Can I do VLANs with a consumer router?
Most consumer routers (Netgear Nighthawk, TP-Link Archer, ISP-provided) don’t support 802.1Q VLANs. You need either a prosumer router (MikroTik, Ubiquiti) or a dedicated firewall (OPNsense on a mini PC). Some consumer routers support “guest networks” which are a simplified form of VLAN.
Is a managed switch the same as a “smart” switch?
“Smart managed” or “easy smart” switches (like the TP-Link TL-SG108E) support basic VLANs and QoS. “Fully managed” switches (like Cisco Catalyst) support advanced features like STP, LACP, ACLs. For homelab VLANs, a smart managed switch is sufficient and much cheaper.

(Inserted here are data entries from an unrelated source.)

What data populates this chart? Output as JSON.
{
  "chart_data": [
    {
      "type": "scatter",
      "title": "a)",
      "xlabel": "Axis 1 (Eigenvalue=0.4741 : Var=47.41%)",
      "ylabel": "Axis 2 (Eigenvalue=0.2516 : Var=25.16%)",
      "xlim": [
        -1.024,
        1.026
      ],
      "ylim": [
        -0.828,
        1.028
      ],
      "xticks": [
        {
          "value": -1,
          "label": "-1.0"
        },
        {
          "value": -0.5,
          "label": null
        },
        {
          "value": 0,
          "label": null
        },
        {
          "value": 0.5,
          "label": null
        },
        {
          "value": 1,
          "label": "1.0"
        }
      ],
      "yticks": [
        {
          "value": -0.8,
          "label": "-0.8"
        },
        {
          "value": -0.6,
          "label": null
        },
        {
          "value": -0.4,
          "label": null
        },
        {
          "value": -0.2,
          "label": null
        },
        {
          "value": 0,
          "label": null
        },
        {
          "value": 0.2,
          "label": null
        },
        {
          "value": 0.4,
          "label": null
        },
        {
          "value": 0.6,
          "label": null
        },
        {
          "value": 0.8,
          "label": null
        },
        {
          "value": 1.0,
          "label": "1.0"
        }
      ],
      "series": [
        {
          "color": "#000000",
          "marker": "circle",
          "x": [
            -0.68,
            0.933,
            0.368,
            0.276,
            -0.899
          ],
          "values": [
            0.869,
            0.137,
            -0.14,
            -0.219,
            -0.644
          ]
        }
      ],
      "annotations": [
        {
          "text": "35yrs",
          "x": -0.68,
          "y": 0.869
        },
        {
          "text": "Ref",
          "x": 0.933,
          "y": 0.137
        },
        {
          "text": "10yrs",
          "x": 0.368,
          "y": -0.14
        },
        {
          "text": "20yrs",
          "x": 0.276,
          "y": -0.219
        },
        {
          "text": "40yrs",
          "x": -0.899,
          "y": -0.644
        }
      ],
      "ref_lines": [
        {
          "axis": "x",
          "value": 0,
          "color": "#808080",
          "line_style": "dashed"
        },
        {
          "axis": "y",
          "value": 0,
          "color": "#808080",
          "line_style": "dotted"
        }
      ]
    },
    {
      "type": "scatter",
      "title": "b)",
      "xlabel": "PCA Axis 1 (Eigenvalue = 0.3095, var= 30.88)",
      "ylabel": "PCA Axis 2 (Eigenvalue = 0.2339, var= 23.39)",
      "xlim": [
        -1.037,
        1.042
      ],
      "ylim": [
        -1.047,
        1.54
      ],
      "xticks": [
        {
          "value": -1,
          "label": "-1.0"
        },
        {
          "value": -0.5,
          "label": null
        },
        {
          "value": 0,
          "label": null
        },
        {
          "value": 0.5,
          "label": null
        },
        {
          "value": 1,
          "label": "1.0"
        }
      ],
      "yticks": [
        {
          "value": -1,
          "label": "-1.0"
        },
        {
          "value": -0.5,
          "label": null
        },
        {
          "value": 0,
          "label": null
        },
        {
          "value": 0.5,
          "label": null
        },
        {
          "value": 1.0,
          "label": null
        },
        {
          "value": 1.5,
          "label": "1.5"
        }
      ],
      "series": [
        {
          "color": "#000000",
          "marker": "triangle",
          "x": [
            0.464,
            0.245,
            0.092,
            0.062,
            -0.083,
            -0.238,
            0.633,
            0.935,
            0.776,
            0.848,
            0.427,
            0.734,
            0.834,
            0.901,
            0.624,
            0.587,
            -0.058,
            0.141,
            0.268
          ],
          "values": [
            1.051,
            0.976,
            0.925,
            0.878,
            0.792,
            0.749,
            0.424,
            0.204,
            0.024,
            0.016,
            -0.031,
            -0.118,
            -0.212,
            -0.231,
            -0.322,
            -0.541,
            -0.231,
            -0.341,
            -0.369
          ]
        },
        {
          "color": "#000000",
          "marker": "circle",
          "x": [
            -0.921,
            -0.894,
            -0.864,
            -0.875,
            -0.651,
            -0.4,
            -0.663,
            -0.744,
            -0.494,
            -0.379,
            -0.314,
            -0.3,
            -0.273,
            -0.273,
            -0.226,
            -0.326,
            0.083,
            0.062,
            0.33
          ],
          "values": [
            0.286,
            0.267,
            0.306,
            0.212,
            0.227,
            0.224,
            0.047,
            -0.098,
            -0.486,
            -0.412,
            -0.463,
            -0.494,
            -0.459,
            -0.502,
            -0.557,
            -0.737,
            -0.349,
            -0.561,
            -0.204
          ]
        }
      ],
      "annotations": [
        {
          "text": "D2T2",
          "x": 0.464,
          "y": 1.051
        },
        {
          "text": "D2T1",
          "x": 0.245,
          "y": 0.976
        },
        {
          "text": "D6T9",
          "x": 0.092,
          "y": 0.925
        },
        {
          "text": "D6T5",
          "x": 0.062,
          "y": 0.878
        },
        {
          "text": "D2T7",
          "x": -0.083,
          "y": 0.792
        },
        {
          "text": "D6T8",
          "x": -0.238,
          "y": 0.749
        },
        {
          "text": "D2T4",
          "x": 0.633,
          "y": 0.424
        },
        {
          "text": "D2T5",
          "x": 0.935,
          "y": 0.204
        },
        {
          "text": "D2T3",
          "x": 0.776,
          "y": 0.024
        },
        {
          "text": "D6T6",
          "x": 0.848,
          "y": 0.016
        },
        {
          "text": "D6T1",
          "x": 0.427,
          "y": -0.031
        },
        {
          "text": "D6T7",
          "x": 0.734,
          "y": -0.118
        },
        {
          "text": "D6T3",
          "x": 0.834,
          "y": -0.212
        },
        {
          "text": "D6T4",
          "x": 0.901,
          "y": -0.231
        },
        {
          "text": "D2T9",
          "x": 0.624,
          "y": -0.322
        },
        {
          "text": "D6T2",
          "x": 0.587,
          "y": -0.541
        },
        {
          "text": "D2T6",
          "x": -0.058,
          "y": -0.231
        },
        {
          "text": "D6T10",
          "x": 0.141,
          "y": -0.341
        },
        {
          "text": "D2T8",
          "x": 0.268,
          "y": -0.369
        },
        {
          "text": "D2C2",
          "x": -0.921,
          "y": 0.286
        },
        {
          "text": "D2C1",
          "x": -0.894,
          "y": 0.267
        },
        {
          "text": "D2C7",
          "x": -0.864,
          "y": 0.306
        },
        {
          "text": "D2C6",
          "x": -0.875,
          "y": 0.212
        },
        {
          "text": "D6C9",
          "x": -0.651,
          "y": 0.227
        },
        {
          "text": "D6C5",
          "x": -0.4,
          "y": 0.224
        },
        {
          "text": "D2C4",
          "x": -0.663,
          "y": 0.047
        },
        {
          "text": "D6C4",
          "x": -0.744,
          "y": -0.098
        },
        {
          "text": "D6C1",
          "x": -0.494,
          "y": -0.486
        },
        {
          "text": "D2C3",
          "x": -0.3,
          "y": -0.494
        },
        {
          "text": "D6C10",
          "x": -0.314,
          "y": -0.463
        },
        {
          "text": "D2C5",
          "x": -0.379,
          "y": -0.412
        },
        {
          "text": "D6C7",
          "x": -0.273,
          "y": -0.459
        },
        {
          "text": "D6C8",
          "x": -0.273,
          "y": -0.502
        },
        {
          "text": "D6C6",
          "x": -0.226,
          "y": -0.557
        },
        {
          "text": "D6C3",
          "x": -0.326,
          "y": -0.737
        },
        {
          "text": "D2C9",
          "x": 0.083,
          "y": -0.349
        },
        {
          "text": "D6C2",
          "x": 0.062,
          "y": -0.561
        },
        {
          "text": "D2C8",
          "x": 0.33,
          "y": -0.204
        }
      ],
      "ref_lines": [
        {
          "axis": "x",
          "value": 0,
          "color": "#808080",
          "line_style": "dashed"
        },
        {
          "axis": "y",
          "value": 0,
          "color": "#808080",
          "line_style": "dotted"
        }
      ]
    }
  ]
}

How do I access devices across VLANs?
Through firewall rules on your router. Create rules that allow specific traffic between VLANs. For example: allow VLAN 10 (Trusted) to access VLAN 20 (Servers) on any port, but block VLAN 30 (IoT) from accessing VLAN 10.
What’s the difference between inter-VLAN routing and a firewall?
Inter-VLAN routing means the router forwards traffic between VLANs. A firewall adds rules about which traffic is allowed. You want both — the router handles routing, and its firewall inspects and permits/denies traffic between VLANs based on your rules.